I think you should see it, simply because I'd love your thoughts on the Hornaday theorem. United 93 and The Passion of the Christ belong in the same genre I think: the "bearing witness to sacrifice" genre. They are for that, and nothing else. Granted, United 93 was made by a director who pieced together a very specific and balanced film world like a cosmic watchmaker, and then stepped aside and watched it tick away, and The Passion was editorialized by Mel Gibson's Hallmark-like flashbacks, but the economy and specificity of their visions is very similar. Both films were unlike anything I've ever seen. They speak in a grammar not often spoken at the movies.

Kim Z. said...

I saw Stick It this weekend instead. I hope to see it again many times, and I hope never to see United 93.

September 11th information and stories exist in the news; I don't like the idea of paying to see more. If the film is so must see, can't it be shown on PBS? No, that's silly. Let the movie makers profit from the tragedy. Unless the producers donate all the money to families of 9/11 victims (which could very well be the case, for all I know), I'd rather not pay to watch devastation.
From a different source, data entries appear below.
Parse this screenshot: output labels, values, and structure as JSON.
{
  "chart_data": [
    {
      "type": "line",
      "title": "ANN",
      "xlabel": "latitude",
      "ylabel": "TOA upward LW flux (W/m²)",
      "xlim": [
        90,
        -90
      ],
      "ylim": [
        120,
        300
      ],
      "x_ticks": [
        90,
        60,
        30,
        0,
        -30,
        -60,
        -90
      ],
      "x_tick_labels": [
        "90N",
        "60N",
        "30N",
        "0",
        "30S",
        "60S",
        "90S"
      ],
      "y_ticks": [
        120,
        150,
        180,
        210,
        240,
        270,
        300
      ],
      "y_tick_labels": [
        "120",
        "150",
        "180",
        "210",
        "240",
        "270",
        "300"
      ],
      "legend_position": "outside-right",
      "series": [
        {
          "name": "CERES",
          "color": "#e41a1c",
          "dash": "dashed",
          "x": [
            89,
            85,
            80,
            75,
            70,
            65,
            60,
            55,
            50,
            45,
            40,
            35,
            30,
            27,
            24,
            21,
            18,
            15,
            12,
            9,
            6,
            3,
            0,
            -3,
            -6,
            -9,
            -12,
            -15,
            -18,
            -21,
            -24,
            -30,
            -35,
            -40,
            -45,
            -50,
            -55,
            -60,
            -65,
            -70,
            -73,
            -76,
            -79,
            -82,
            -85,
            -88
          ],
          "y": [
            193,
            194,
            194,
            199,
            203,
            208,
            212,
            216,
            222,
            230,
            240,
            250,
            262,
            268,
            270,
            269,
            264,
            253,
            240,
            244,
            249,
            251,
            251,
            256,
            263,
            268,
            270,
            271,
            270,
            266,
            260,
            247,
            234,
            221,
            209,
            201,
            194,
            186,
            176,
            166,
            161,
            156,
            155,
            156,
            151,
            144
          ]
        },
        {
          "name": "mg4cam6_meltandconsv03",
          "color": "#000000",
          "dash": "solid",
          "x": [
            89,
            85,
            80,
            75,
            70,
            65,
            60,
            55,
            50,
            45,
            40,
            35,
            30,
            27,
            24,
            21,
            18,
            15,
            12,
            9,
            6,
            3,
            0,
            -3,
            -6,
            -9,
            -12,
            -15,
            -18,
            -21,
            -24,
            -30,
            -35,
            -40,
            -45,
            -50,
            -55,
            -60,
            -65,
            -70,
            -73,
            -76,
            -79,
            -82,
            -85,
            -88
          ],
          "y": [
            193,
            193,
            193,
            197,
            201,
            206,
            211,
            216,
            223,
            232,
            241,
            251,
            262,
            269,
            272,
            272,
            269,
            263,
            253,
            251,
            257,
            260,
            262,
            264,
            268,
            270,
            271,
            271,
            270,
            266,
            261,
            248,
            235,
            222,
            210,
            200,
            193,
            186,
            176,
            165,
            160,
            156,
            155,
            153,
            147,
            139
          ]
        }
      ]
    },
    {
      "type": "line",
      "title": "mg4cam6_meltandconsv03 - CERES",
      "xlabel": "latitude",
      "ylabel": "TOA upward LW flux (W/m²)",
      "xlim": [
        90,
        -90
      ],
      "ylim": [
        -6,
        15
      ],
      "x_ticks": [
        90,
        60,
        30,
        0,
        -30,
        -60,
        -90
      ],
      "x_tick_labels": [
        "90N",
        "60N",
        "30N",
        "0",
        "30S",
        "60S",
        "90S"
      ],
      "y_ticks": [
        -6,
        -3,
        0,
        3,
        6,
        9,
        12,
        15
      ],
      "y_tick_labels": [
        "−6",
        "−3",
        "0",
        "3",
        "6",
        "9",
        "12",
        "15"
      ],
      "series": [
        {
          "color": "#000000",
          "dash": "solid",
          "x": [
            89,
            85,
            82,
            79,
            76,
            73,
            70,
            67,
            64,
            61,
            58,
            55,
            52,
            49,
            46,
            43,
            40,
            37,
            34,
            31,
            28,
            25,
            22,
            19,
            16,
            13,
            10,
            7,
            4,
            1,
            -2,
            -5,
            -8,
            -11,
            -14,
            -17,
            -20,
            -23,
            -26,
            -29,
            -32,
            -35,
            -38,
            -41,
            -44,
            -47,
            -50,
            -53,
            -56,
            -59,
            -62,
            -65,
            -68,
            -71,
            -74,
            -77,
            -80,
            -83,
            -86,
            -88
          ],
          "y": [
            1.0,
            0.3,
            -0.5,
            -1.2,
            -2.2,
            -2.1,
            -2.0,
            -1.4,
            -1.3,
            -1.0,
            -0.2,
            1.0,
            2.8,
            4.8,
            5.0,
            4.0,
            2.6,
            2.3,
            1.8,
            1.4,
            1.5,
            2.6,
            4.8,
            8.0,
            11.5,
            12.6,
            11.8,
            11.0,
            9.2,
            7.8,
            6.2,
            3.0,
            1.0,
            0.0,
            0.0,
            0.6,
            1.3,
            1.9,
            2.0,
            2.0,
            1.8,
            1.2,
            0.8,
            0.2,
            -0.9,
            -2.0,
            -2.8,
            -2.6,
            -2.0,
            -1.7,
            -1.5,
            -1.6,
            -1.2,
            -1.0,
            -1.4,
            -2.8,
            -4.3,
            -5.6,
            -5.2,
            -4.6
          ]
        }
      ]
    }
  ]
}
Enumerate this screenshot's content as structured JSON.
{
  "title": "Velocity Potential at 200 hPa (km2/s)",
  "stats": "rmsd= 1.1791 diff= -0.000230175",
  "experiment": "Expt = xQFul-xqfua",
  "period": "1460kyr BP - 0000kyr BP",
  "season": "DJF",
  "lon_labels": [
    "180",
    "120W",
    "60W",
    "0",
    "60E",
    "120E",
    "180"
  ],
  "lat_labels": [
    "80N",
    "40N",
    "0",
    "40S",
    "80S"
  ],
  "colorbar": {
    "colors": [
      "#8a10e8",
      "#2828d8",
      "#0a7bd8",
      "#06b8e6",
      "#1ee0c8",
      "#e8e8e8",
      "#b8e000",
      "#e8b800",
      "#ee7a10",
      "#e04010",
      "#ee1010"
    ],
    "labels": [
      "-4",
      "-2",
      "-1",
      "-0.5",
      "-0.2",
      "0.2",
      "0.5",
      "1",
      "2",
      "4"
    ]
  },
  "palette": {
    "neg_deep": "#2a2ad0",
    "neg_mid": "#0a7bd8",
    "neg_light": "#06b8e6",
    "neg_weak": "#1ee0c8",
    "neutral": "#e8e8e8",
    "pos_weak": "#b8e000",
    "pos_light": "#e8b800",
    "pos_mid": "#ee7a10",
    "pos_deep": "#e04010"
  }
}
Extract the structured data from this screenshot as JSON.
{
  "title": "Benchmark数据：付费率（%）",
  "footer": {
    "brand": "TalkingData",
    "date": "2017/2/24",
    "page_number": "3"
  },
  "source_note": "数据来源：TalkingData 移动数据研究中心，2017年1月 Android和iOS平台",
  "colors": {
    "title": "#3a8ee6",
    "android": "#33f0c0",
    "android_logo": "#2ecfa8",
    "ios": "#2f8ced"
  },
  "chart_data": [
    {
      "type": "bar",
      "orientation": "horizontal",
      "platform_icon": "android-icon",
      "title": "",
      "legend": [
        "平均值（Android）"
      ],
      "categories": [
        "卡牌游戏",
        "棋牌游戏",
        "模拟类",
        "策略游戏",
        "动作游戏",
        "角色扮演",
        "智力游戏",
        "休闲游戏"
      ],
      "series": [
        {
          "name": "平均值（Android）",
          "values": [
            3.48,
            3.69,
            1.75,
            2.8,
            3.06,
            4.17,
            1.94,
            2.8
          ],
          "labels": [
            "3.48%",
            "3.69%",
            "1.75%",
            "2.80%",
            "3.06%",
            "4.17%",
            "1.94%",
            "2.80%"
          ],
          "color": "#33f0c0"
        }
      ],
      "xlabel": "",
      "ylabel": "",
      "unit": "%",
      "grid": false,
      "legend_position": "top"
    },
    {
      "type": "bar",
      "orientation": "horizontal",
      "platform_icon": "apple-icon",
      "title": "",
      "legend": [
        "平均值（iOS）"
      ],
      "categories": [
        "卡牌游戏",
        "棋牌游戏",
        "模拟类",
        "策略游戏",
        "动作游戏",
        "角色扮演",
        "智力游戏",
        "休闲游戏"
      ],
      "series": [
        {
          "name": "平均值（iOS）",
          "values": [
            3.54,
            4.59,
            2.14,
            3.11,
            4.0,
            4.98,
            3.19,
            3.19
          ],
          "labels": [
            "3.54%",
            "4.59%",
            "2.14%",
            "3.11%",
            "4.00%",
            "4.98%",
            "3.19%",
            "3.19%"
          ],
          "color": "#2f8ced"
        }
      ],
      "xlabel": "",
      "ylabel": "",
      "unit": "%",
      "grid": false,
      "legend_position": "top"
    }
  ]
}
Give me elite gymnasts over theatrical terrorists any day.

J.J. said...

So you'd also advocate that World War II movies should be avoided, unless all profits go to victims' families? Same for Vietnam movies? What about Hotel Rwanda? Should that not have been made because people were making money off a calamity? That, madame, is absurd. Let's all dismount from yon high horse. Fine, don't see the movie. But don't say it's a bloodthirsty profiteering venture without having experienced it. If you do, you'll see that it's a purer, much more elegant and respectful account than anything you get in "stories [that] exist in the news."

Ehil Bent said...
This comment has been removed by a blog administrator.
Ehil Bent said...

Loose Change

It's worth your time.

Beedow said...

saw it. loved it.
HANDS is the "starring" passenger -- unbelievable! (you know, HANDS from Boston Legal). Also, the original Baker, Chip Zien, is on board the flight. Crazy. What will we tell his kids? Daddy died in a baking accident, just like granddad? (sorry for the humor)

RC said...

really enjoyed reading your thoughts on the film...i think we had many similar thoughts.

Greengrass did a wonderfully fantastic job.

--RC of

AA said...

Your advice to get off the roof was excellent. We could have been witnesses to a Capital or its surroundings disaster. Those on board UA#93 may have saved our lives also.